On Motherhood Before I Was Ready

Meaghan O’Connell

“There was no note, no alarm sounded, just the quiet organization of cells while you wait to be let in on the joke.” This is Meaghan, describing pregnancy and the complete lack of awareness that can come during the first weeks of pregnancy. Am I? or Am I Not? Well, it’s not always clear, bright, or shiny.
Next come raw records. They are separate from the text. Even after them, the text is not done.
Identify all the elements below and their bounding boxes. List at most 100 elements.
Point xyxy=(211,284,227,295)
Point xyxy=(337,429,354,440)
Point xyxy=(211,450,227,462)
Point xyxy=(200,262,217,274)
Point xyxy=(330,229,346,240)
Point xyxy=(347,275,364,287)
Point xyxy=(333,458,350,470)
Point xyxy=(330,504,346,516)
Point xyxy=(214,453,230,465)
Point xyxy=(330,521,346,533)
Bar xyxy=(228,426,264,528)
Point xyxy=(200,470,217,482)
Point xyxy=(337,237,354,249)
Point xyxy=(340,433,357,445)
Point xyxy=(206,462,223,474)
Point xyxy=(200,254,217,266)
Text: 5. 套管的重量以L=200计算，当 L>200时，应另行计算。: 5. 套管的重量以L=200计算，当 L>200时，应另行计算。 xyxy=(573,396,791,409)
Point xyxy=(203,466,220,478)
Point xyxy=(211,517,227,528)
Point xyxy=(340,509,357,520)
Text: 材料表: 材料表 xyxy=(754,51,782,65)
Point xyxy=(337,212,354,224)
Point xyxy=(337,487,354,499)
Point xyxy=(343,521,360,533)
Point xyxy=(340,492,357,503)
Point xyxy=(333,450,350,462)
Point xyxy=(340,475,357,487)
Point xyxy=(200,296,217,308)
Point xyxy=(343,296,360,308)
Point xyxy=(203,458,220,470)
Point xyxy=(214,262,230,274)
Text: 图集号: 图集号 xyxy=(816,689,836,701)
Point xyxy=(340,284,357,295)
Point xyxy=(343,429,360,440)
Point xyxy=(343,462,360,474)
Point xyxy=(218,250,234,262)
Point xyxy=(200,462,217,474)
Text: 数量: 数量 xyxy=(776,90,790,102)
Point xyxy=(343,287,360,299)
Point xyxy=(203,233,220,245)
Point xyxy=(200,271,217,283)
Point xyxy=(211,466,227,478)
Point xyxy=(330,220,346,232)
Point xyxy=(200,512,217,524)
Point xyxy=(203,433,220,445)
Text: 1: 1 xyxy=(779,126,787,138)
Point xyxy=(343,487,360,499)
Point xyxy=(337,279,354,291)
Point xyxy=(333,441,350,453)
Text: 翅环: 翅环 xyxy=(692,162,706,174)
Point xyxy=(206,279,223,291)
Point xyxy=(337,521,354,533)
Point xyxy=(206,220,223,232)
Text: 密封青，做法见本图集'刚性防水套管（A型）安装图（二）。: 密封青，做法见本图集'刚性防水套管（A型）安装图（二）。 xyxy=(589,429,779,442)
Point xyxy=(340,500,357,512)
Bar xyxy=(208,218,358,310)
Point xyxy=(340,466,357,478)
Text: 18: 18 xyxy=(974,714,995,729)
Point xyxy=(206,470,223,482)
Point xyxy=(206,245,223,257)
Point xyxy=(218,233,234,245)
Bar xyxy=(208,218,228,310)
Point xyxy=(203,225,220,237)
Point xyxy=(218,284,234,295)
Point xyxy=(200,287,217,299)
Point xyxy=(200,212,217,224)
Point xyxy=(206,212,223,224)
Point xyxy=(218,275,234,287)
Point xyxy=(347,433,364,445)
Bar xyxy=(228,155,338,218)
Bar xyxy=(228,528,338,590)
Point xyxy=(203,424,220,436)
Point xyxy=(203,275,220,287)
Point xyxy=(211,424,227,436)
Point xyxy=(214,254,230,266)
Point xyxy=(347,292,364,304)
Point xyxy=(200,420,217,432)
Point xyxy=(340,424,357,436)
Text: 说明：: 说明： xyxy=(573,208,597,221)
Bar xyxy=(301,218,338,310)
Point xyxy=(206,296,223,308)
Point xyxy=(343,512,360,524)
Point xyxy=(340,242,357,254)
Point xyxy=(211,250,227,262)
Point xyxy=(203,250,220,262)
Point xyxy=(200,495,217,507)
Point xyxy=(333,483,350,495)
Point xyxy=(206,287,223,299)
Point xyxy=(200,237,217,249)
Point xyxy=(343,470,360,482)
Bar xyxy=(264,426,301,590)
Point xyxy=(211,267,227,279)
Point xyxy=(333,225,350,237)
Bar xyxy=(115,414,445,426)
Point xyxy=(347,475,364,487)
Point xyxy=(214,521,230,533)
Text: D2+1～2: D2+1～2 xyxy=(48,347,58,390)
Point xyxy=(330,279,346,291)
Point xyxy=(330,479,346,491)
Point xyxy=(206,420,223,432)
This book, ‘On motherhood before I was ready,’ is a beautiful and honest look at what transpires in the adventure to, during, and into motherhood. Like many memoirs, I craved personal stories and read through this at lightning speed. It did not disappoint. Meaghan touches on the intensity and craving of motherhood, but the simultaneous cultural clicking we give to women who want it too much: “Wanting to have a baby was a desperate quality in a woman, like wanting a relationship multiplied by a thousand, and it got more desperate with age.” She pokes at the bear that is work and our culture of overwork, how little we do to prepare for the massive transition to parenthood, perhaps because none of us really are ready: “Motherhood was the farthest thing from the lives we were living but still out there waiting for us, the great “eventually,” the great “inevitably.” Of course we had more important things to do first, or that was the party line. We had our careers. Was it a defensive act, our busy-ness?” 

An early employee at Kickstarter and Tumblr, Meaghan worked in the tech industry before becoming a co-editor of the personal website The Billfold and a contributor to sites like Longreads and New York Magazine’s The Cut. Her sharp, clear writing on what is the most normal yet peculiarly strange of things, pregnancy, made me laugh and cry, and most of all—feel seen.

Who should read this: If you’re a fan of candid, straight storytelling when it comes to the identity-shifting madness of motherhood, pick this one up. Sometimes a book takes you for a ride, and you finish it faster than you wanted, exhaling at the end but hoping it’ll continue. This was excellent.